Brighton has officially overtaken London to become the least affordable city in Britain for property buyers, according to a new analysis of current housing stock and average earnings.
The research, which compares local salaries against property prices across major UK cities, found that just 8% of homes in Brighton fall within the purchasing power of the average local buyer — narrowly edging out London, where 9% of properties are considered affordable.
Nationally, affordability remains a major barrier for aspiring homeowners. With an average UK salary of £38,413, a mortgage based on 4.5 times income and a 15% deposit would allow a buyer to purchase a property priced at up to £203,363. However, only 23% of properties on the market across Britain fall within this price bracket.
In Brighton, the local average income of £38,248 equates to a maximum budget of £202,489 — making fewer than one in ten homes affordable. High house prices combined with average earnings have made the city Britain’s most challenging market for first-time buyers and those on modest incomes.
London, long associated with sky-high property prices, has now slipped to second place in the unaffordability rankings. Just 9% of homes in the capital are within reach of the average buyer, underscoring how limited options remain in one of the UK’s most in-demand markets.
Other difficult cities for buyers include:
• Bristol: 11% of properties affordable
• Leicester and Nottingham: 14% each
• Manchester and Edinburgh: 20% each
liverpool offers a glimmer of hope
In stark contrast, Liverpool stands out as the most affordable major city in Britain. With an average local budget of £180,911, buyers there can access nearly 47% of the market — offering a far more accessible route to homeownership compared to the South.
The study highlights the widening disconnect between income levels and house prices, particularly in southern and coastal cities where demand remains high but wage growth has not kept pace.
“Affordability isn’t just about property values,” explains Jonathan Samuels, CEO of Octane Capital. “Income levels and mortgage eligibility play a critical role. Brighton has become particularly challenging, surpassing London as the least affordable city in terms of housing availability for the average buyer. Without significant wage increases or policy interventions, this gap is only likely to widen.”
The findings underline growing regional disparities in the UK housing market.
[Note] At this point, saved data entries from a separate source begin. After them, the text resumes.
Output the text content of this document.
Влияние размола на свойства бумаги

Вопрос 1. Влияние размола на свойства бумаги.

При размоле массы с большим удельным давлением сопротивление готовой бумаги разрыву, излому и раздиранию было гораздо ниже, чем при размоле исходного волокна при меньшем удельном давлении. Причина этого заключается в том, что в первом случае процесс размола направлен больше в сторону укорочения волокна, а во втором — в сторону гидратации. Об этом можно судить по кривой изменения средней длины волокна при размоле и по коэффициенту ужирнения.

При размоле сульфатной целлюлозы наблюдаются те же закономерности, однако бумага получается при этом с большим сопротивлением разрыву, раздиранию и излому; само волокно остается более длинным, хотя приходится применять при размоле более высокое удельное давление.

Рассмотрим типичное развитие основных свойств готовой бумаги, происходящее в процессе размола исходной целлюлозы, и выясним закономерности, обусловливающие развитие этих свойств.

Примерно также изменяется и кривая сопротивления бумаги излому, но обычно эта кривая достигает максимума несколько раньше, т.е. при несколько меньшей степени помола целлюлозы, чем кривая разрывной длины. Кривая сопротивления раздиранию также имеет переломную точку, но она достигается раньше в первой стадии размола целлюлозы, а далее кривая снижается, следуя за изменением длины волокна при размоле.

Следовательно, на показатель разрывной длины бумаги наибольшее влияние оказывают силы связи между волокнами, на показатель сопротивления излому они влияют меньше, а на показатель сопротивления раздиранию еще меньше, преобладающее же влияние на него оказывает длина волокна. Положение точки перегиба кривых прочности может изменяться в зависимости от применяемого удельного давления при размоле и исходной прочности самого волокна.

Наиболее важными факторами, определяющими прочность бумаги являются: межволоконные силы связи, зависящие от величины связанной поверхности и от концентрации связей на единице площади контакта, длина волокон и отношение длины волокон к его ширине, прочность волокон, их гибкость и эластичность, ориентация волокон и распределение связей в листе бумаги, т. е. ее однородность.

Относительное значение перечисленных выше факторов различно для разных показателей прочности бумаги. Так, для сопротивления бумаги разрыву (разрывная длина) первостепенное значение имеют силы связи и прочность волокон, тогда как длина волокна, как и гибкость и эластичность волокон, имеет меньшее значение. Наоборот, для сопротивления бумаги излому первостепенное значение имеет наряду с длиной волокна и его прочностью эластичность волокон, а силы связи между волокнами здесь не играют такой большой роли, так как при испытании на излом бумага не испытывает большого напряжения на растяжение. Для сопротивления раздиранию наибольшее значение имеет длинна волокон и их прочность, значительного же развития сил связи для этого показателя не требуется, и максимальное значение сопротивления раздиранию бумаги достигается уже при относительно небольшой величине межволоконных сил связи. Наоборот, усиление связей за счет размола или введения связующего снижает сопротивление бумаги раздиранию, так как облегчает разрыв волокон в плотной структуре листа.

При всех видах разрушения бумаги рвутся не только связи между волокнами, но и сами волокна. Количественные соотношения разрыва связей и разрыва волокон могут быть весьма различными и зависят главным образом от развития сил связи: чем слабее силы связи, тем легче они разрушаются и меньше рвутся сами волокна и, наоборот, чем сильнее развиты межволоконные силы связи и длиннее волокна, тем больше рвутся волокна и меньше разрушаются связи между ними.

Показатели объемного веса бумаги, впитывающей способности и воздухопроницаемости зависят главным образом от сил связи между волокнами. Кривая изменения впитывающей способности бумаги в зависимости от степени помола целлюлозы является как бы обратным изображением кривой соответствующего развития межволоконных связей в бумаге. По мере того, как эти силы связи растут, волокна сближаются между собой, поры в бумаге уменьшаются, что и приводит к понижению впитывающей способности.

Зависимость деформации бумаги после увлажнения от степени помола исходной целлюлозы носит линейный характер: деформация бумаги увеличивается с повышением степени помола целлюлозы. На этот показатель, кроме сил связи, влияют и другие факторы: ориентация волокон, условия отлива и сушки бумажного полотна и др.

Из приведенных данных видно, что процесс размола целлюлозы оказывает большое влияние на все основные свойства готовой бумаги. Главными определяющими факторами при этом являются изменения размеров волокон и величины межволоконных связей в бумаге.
While northern and regional cities such as Liverpool, Glasgow and Newcastle offer relative affordability, buyers in places like Brighton, London and Bristol are increasingly priced out.
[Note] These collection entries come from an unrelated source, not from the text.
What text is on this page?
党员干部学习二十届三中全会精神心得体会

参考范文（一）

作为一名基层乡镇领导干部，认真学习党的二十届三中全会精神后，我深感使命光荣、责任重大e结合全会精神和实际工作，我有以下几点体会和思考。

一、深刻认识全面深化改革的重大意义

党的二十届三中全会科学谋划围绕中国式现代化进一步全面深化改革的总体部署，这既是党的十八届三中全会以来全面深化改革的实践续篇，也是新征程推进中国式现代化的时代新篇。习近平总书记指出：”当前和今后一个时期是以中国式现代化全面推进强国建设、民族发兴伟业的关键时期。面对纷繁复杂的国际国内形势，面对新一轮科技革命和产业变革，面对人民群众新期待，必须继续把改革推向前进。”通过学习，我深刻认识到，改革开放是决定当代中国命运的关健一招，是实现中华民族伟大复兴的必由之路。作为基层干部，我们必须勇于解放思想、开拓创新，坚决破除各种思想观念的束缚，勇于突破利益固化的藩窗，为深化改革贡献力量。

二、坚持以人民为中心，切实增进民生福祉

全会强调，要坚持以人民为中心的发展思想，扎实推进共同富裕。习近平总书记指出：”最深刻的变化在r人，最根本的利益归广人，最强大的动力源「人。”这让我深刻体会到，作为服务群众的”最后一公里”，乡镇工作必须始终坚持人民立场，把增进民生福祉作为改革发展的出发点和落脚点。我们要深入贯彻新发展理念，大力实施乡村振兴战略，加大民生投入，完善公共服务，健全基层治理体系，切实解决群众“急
With affordability shrinking even in traditionally more accessible areas, the data adds further weight to calls for:
• Affordable housing schemes targeted at key regional markets
• Policies to support first-time buyers, including mortgage assistance
• Broader economic measures to drive real wage growth
For now, buyers seeking value are being pushed further afield — or up against tough compromises on size, location or property condition.